Большие надежды (Диккенс) - страница 165

Было очень холодно, дул ветер, и оба каторжника на чем свет стоит кляли погоду. Скоро мы совсем окоченели, а к тому времени, когда карета миновала харчевню, отмечавшую половину пути, все пассажиры уже давно умолкли и только ежились и дрожали в каком-то полусне. Я тоже задремал, не успев додумать, следует ли вернуть этому несчастному два фунта стерлингов, прежде чем я потеряю его из виду, и как лучше всего это сделать. Пробудился я в страшном испуге — оттого что нырнул вперед так далеко, словно решил поплавать между крупами лошадей, — и мысли мои вернулись все к тому же вопросу.
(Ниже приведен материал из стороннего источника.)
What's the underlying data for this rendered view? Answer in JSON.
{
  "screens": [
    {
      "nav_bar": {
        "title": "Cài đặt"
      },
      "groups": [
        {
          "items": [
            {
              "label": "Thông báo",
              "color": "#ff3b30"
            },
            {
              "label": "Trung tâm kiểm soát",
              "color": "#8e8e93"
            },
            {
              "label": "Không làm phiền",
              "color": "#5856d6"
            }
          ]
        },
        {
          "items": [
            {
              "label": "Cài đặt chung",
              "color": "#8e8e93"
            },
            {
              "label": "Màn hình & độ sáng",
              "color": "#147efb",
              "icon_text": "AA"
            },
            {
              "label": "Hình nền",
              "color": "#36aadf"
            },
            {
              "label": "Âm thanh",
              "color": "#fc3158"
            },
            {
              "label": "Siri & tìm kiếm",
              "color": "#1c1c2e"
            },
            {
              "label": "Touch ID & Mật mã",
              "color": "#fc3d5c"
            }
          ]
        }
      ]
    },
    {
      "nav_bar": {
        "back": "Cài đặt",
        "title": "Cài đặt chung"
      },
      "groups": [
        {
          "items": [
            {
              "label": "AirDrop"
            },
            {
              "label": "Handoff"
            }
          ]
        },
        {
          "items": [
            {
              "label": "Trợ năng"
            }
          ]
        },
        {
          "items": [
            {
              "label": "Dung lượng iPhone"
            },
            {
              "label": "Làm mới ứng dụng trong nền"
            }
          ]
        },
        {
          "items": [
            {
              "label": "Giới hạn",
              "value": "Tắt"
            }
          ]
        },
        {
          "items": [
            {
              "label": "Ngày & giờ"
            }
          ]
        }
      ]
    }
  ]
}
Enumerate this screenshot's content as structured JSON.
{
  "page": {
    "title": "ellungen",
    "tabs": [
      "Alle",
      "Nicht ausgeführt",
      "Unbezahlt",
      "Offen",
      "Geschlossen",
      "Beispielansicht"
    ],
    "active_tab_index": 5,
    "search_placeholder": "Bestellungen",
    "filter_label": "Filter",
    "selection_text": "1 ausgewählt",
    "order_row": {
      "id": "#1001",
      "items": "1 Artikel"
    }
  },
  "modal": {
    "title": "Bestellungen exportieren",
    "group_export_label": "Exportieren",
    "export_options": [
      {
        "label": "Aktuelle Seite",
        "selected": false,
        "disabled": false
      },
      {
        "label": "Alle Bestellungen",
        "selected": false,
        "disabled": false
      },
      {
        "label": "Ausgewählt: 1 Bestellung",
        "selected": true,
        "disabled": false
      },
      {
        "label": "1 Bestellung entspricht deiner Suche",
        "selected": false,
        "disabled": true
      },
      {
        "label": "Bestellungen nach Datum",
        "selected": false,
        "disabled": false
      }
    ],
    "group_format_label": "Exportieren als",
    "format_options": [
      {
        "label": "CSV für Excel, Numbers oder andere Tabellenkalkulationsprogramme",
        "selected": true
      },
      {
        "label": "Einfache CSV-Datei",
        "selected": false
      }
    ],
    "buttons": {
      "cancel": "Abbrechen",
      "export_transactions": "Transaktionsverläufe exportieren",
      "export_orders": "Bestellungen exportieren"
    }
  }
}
По-видимому, я проспал дольше, чем думал: было темно, и в мигающем свете наших фонарей я не мог разобрать, где мы находимся, но в холодном влажном ветре, дувшем навстречу, уже можно было различить знакомый запах болот. Каторжники, совсем ссутулившись и низко пригнув головы, чтобы укрыться от ветра за моею спиной, сидели теперь вплотную ко мне. Первые их слова, которые я услышал, когда проснулся, были словно повторением моих мыслей: «Два билета по фунту стерлингов».

— Где он их достал? — спросил тот, которого я видел впервые.

— А я откуда знаю? — ответил другой. — Где-то они были у него припасены. Небось приятели дали.

— Мне бы их сейчас, — сказал его сосед, отпустив ругательство по адресу погоды.

— Кого? Приятелей или два фунта?

— Два фунта. Приятелей, сколько у меня их было, я бы и за фунт продал — не жалко. Ну? Так он, значит, говорит…

— Он и говорит, — продолжал каторжник, которого я узнал, — а мы это все мигом обладили, на пристани, за штабелем леса. «Ты, говорит, завтра на волю выходишь». — «Правильно, говорю, выхожу». Ну, он и попросил, чтобы, значит, разыскать мальчишку, который его накормил и не выдал, и передать ему эти два билета. Я обещал и так и сделал.

— Ну и дурак, — просипел второй. — Я бы лучше сам их проел да пропил. Он скорей всего был новичок. Ты говоришь, он тебя в первый раз видел?

— Ну да. Разные партии, разные корабли… Его-то судили вторично, за побег, приговорили к пожизненной.

— И ты… ух, и холодище, чтоб его… ты только тогда и промышлял в этих краях?

— Только тогда.

— Ну и как здесь места, ничего?

— Места хуже некуда. Туман, канавы, топь, работа. Работа, топь, канавы, туман.

Оба снова разразились проклятьями и, вдоволь начертыхавшись, постепенно затихли.

Услышав этот разговор, я готов был тут же соскочить на дорогу и остаться один в кромешном мраке, но меня удержала уверенность, что человек этот и не подозревает, кто я. Я и сам изменился с годами, а главное — моя одежда и вид горожанина исключали для него всякую возможность узнать меня без случайной подсказки. Но разве не удивительно было, что мы очутились рядом на крыше кареты? И я трепетал, как бы кто-нибудь, по столь же удивительной случайности, не произнес при нем моего имени. Чтобы оградить себя от этой опасности, я решил слезть у самого въезда в город. Это мне удалось. Маленький мой саквояж лежал в багажном ящике у меня под ногами; я без труда достал его, выбросил на дорогу и сам спрыгнул следом — у первого фонаря, на первых булыжниках городской улицы. А каторжники покатили дальше. Я знал, в каком месте их ссадят и поведут прочь от большой дороги — к реке. В воображении я видел лодку с гребцами-арестантами, поджидающую их у затянутых илом ступеней пристани, — слышал грубое, точно собакам брошенное: «Давай греби!» — видел прóклятый богом Ноев ковчег, застывший на черной воде.